In the mornings when I walked out of my door I was often greeted by one of my neighbors. It wasn’t the normal greeting of two people going to work, nope, it was me fully dressed and ready to start my day and my neighbor laying half in his house and half out half-dressed and puffing on a Marlboro. Bloodshot eyes and pale skin lingered in my memory the way the stale odor of the cigarettes lingered in the portico.
Some mornings I wasn’t greeted by my neighbor, but by my neighbors trash which always seemed to be oozing some yellowish murky substance that reminded me of egg yolks mixed with beer.

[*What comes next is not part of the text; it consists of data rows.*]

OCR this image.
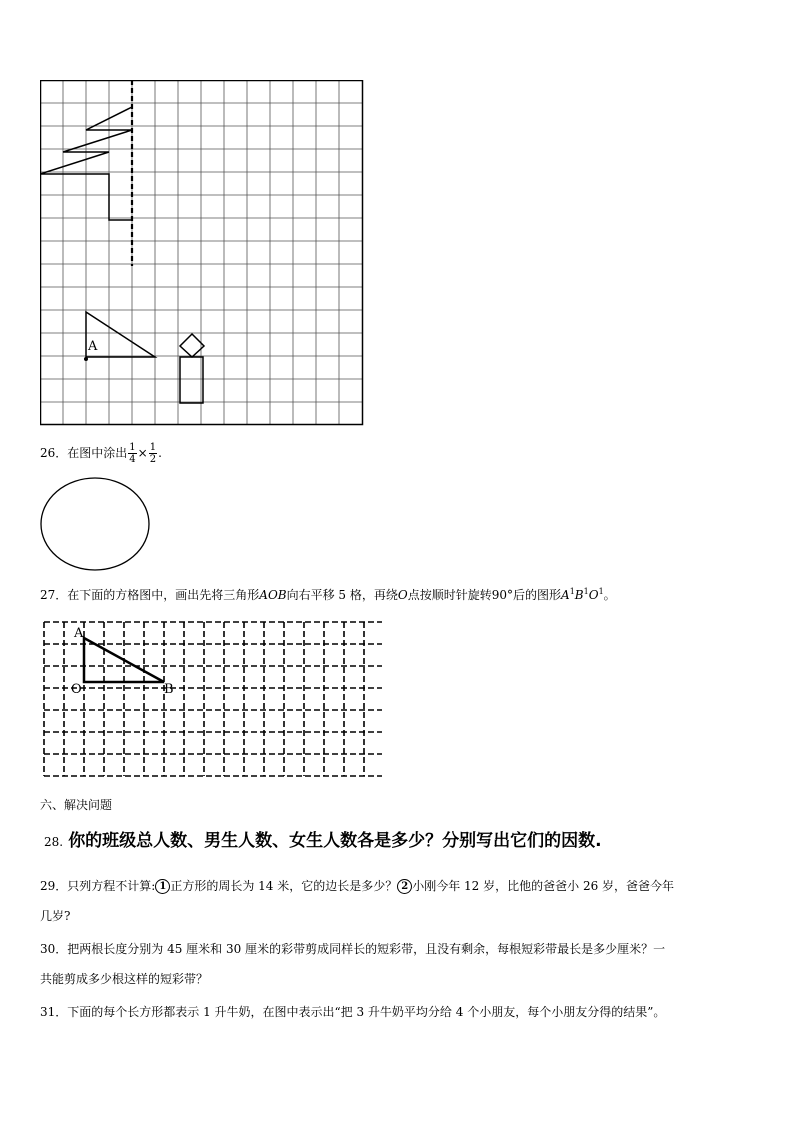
A
26．在图中涂出 $\frac{1}{4} \times \frac{1}{2}$ .
27．在下面的方格图中，画出先将三角形AOB向右平移 5 格，再绕O点按顺时针旋转90°后的图形$A^1B^1O^1$。
A
O	B
六、解决问题
28. 你的班级总人数、男生人数、女生人数各是多少？分别写出它们的因数.
29．只列方程不计算: 1 正方形的周长为 14 米，它的边长是多少？ 2 小刚今年 12 岁，比他的爸爸小 26 岁，爸爸今年
几岁?
30．把两根长度分别为 45 厘米和 30 厘米的彩带剪成同样长的短彩带，且没有剩余，每根短彩带最长是多少厘米？一
共能剪成多少根这样的短彩带？
31．下面的每个长方形都表示 1 升牛奶，在图中表示出“把 3 升牛奶平均分给 4 个小朋友，每个小朋友分得的结果”。
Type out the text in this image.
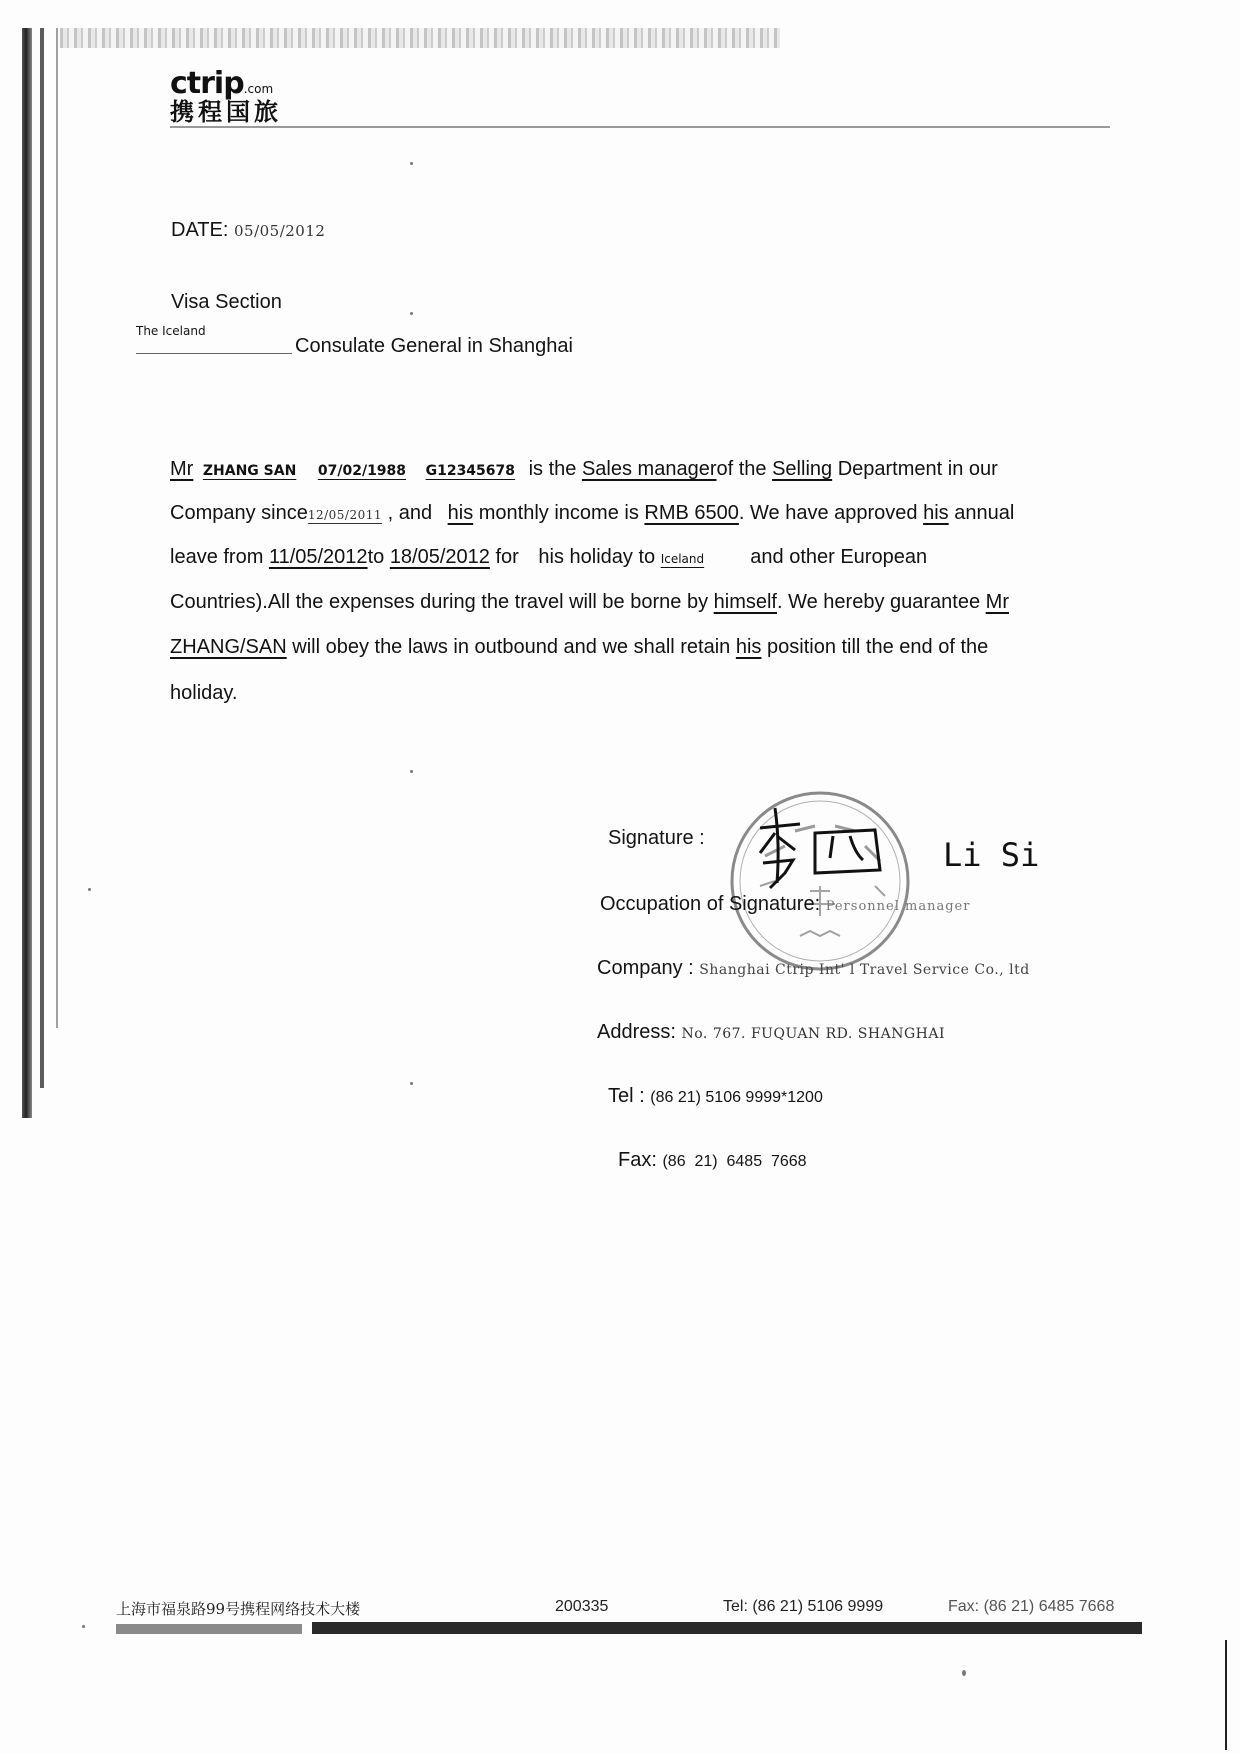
ctrip.com
携程国旅
DATE: 05/05/2012
Visa Section
The Iceland
Consulate General in Shanghai
Mr ZHANG SAN 07/02/1988 G12345678 is the Sales managerof the Selling Department in our
Company since12/05/2011 , and his monthly income is RMB 6500. We have approved his annual
leave from 11/05/2012to 18/05/2012 for his holiday to Iceland and other European
Countries).All the expenses during the travel will be borne by himself. We hereby guarantee Mr
ZHANG/SAN will obey the laws in outbound and we shall retain his position till the end of the
holiday.
Li Si
Signature :
Occupation of Signature: Personnel manager
Company : Shanghai Ctrip Int' l Travel Service Co., ltd
Address: No. 767. FUQUAN RD. SHANGHAI
Tel : (86 21) 5106 9999*1200
Fax: (86  21)  6485  7668
上海市福泉路99号携程网络技术大楼	200335	Tel: (86 21) 5106 9999	Fax: (86 21) 6485 7668
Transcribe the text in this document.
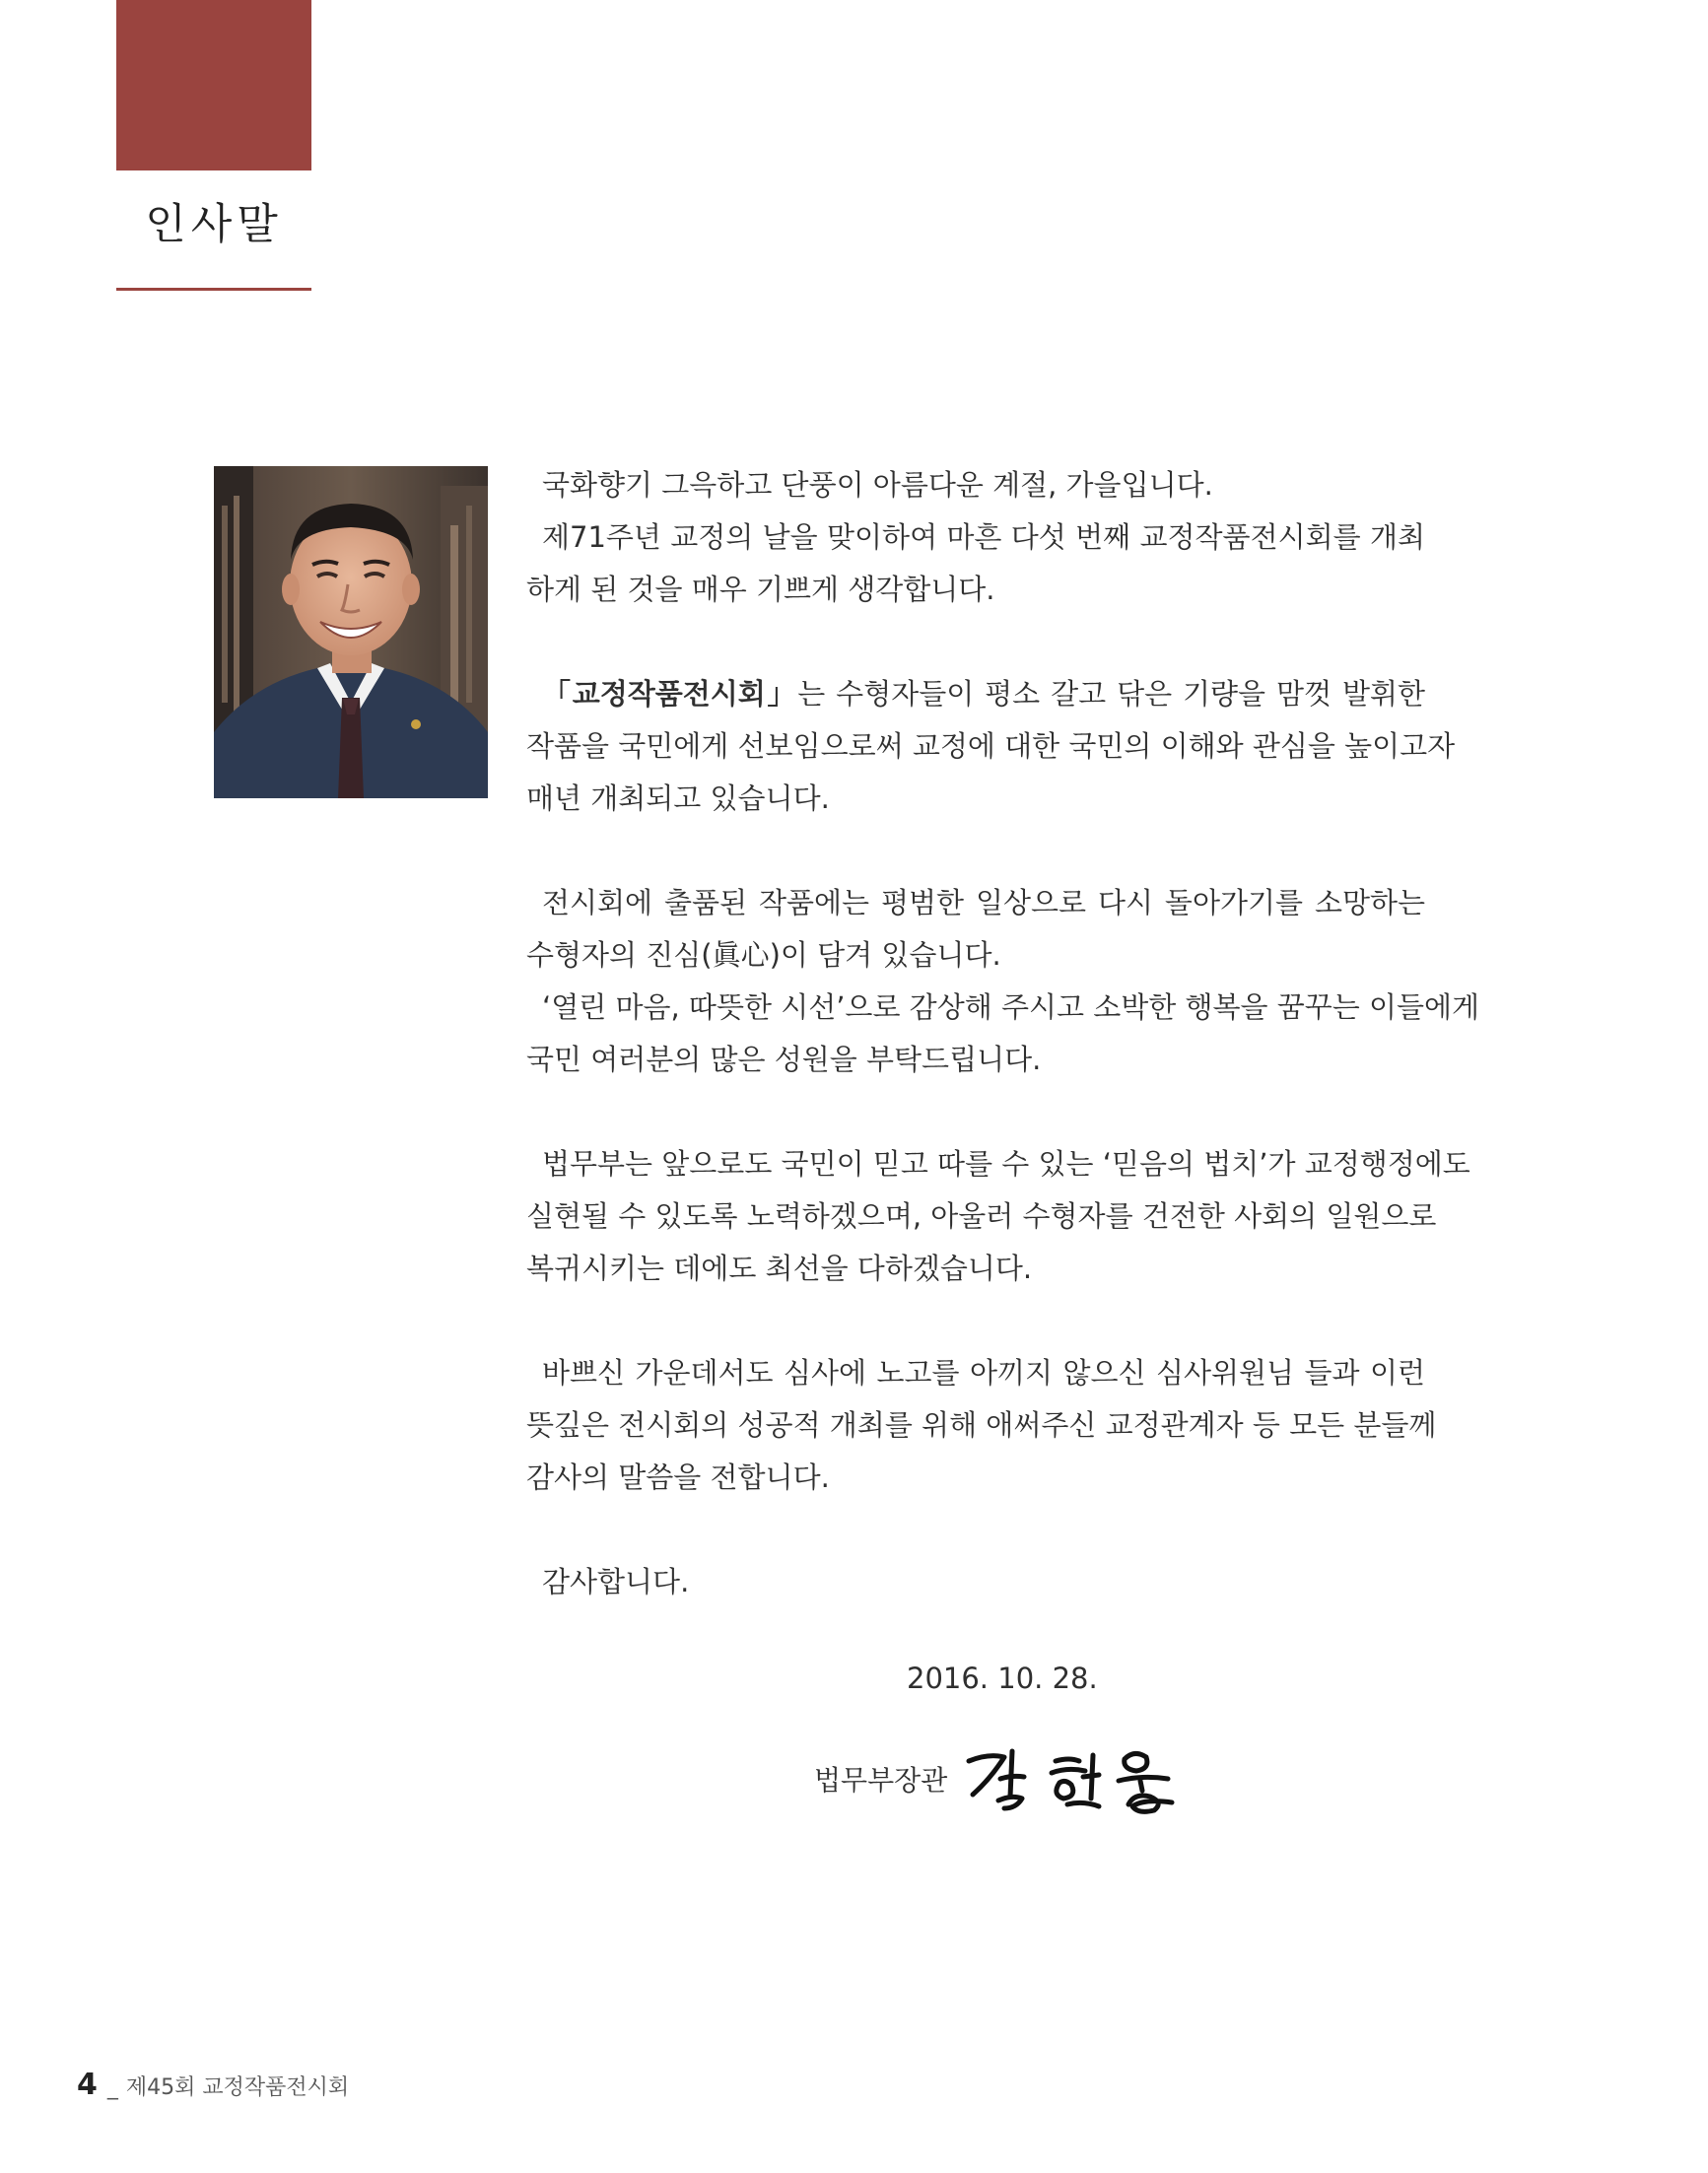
인사말
국화향기 그윽하고 단풍이 아름다운 계절, 가을입니다.
제71주년 교정의 날을 맞이하여 마흔 다섯 번째 교정작품전시회를 개최
하게 된 것을 매우 기쁘게 생각합니다.
「교정작품전시회」는 수형자들이 평소 갈고 닦은 기량을 맘껏 발휘한
작품을 국민에게 선보임으로써 교정에 대한 국민의 이해와 관심을 높이고자
매년 개최되고 있습니다.
전시회에 출품된 작품에는 평범한 일상으로 다시 돌아가기를 소망하는
수형자의 진심(眞心)이 담겨 있습니다.
‘열린 마음, 따뜻한 시선’으로 감상해 주시고 소박한 행복을 꿈꾸는 이들에게
국민 여러분의 많은 성원을 부탁드립니다.
법무부는 앞으로도 국민이 믿고 따를 수 있는 ‘믿음의 법치’가 교정행정에도
실현될 수 있도록 노력하겠으며, 아울러 수형자를 건전한 사회의 일원으로
복귀시키는 데에도 최선을 다하겠습니다.
바쁘신 가운데서도 심사에 노고를 아끼지 않으신 심사위원님 들과 이런
뜻깊은 전시회의 성공적 개최를 위해 애써주신 교정관계자 등 모든 분들께
감사의 말씀을 전합니다.
감사합니다.
2016. 10. 28.
법무부장관
4 _ 제45회 교정작품전시회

Marie Calendar’s macaroni and cheese, Stouffers lasagna, and Marlboro Red’s in a box seemed to be the mainstay’s of my neighbors diet.
I could always tell when my neighbor had recently opened the door of his apartment because it smelled old and used and I couldn’t imagine anyone actually living in that stench.
Then I got new neighbors.
The apartment complex came in and re-carpeted the apartment as well as gave it a fresh coat of paint and an overall sanitizing. I noticed the new neighbors moving some stuff in and one of the girls was very cute and Asian. I was hopeful and excited. After looking at a cracked-out pasty white man for a year, Mimi from the Drew Carey show would have looked hot.
Unfortunately, the Asian girl was apparently just a friend. My new neighbor was pregnant and about 25. I think her mother lives with her. Everyday I come home and the poritco is clean and it smells of the most wonderful lavender fabric softener. In the mornings the air is redolent with the smell of breakfast cooking – just this morning it was fresh blueberry muffins.
I almost never see my neighbors, I never hear them, I never see them fighting or arguing or slamming doors. They are practically non-existent and I love them.
I didn’t realize how much stress my old neighbors caused me, but now that I have good ones I appreciate them even more.